The tense and at times vitriolic energy that existed on message boards and local radio shows boiled over in Auburn’s next and final game of the regular season.
The Iron Bowl is always tense. It’s arguably the biggest rivalry in college football, but this one was a little bit different.
Alabama played host to the game, as over 100,000 fans inside Bryant-Denny Stadium greeted Newton with nothing short of hatred. To them, he and Auburn had cheated their way to an 11-0 record and potential berth in the national championship game. Stopping that from happening meant everything to a fanbase whose team still held the title of reigning national champions.
The stadium loudspeakers played “Take the Money and Run” by the Steve Miller Band as Newton took the field. Alabama fans threw monopoly money in his direction when Newton was close enough to the stands. Alabama was going to do everything it could make things as hard for Newton as possible.
“I’ve never witnessed a more hostile environment for a visiting team in any sport at any time, as what Auburn walked into in Bryant-Denny that day,” said longtime Birmingham News columnist Kevin Scarbinsky. “The vibe in that stadium was, they didn’t just want to beat Auburn. They wanted to destroy Auburn. They wanted to figuratively tear Cam Newton limb from limb.”
For a half, that seemed to work, as Auburn trailed Alabama 24-0 at one point during the second quarter and 24-7 at halftime. But the Tigers once again proved that they couldn’t be rattled, something Burns attributed to how close-knit and player-led the team had become.

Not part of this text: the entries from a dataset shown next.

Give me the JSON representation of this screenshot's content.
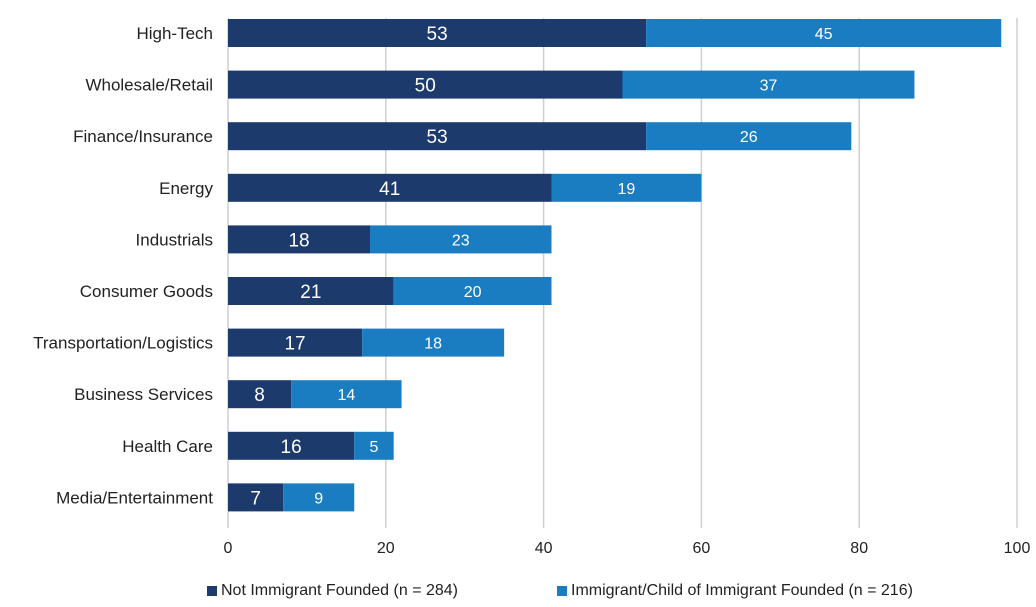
{
  "chart_data": {
    "type": "bar",
    "orientation": "horizontal",
    "stacked": true,
    "categories": [
      "High-Tech",
      "Wholesale/Retail",
      "Finance/Insurance",
      "Energy",
      "Industrials",
      "Consumer Goods",
      "Transportation/Logistics",
      "Business Services",
      "Health Care",
      "Media/Entertainment"
    ],
    "series": [
      {
        "name": "Not Immigrant Founded (n = 284)",
        "color": "#1c3a6b",
        "values": [
          53,
          50,
          53,
          41,
          18,
          21,
          17,
          8,
          16,
          7
        ]
      },
      {
        "name": "Immigrant/Child of Immigrant Founded (n = 216)",
        "color": "#1a7cc1",
        "values": [
          45,
          37,
          26,
          19,
          23,
          20,
          18,
          14,
          5,
          9
        ]
      }
    ],
    "xlim": [
      0,
      100
    ],
    "xticks": [
      0,
      20,
      40,
      60,
      80,
      100
    ],
    "grid": "vertical",
    "legend_position": "bottom"
  }
}
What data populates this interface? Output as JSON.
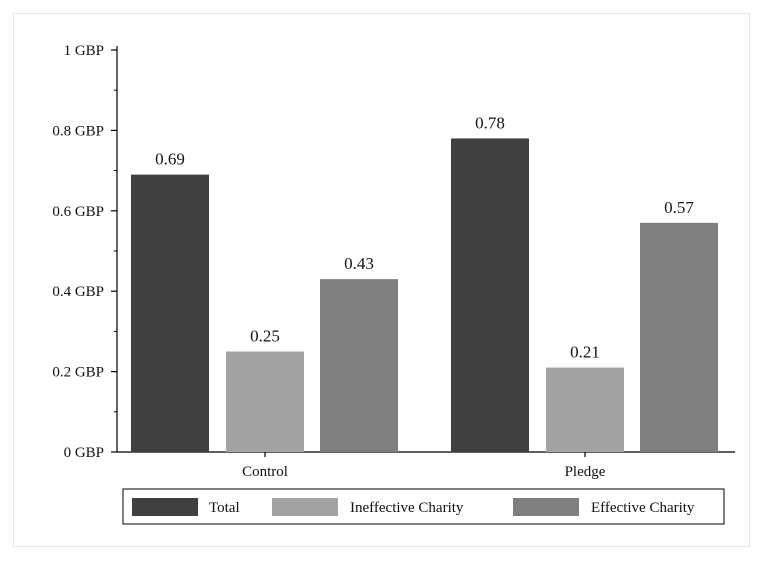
{
  "chart_data": {
    "type": "bar",
    "title": "",
    "xlabel": "",
    "ylabel": "",
    "ylim": [
      0,
      1
    ],
    "yticks": [
      0,
      0.2,
      0.4,
      0.6,
      0.8,
      1
    ],
    "ytick_labels": [
      "0 GBP",
      "0.2 GBP",
      "0.4 GBP",
      "0.6 GBP",
      "0.8 GBP",
      "1 GBP"
    ],
    "categories": [
      "Control",
      "Pledge"
    ],
    "series": [
      {
        "name": "Total",
        "color": "#404040",
        "values": [
          0.69,
          0.78
        ],
        "labels": [
          "0.69",
          "0.78"
        ]
      },
      {
        "name": "Ineffective Charity",
        "color": "#a3a3a3",
        "values": [
          0.25,
          0.21
        ],
        "labels": [
          "0.25",
          "0.21"
        ]
      },
      {
        "name": "Effective Charity",
        "color": "#7f7f7f",
        "values": [
          0.43,
          0.57
        ],
        "labels": [
          "0.43",
          "0.57"
        ]
      }
    ],
    "legend_position": "bottom",
    "grid": false
  }
}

“I don’t know if a coach really even talked,” Burns said, recalling the locker room scene at halftime of the game. “It was really the players that made the adjustments and really took charge and understood what we needed to do.”
Three touchdown passes from Newton sparked the comeback, as he once again only seemed to get better as the circumstances became more adverse. His confidence, easygoing personality and supreme talent on the field all helped lead Auburn through scandal to create a season that won’t be forgotten any time soon.
By then, the team’s confidence was so high that losing seemed like a foreign concept. Auburn blew out South Carolina in the SEC Championship game after Newton was ruled ineligible by the NCAA, then reinstated in the week leading up to it.
However, winning games didn’t make the dark cloud created by the NCAA investigation go away. Newton won the Heisman Trophy, but his father couldn’t be present at the ceremony, a decision that still bothers Newton today.
“I didn’t wanna be there. I wanted to be with by dad, I wanted to be with my family,” Newton said on Shannon Sharpe’s “Club Shay Shay” podcast in 2024. “Everybody was excited, but they stripped that from me.”
Auburn went on to win the national championship, as 265 passing yards from Newton and some late-game magic by running back Michael Dyer pushed the Tigers past Oregon.
It was the perfect ending to a season that was defined by closeness, senior leadership and a generational talent at quarterback leading the way. The team never wavered in the face of in-game adversity, an NCAA investigation and the media scrutiny that defined much of the second half of the year.
Nine months on from the national championship game, the NCAA concluded its investigation, stating it did not find any rule violations in Auburn’s signing of Newton.
Not only did Auburn win on the field, but the NCAA ruled that the Tigers had done so without breaking any rules. It was an extra level of vindication for Newton, who’s still beloved by Auburn fans and greeted like royalty whenever he returns to campus.
Fifteen years on from his magical season, Auburn is officially honoring him by retiring his number, immortalizing his name inside Jordan-Hare Stadium next to legends Pat Sullivan, Terry Beasley and Bo Jackson.
Newton’s path to that status didn’t look anything like the other three, but to Auburn fans, that only makes him more endearing.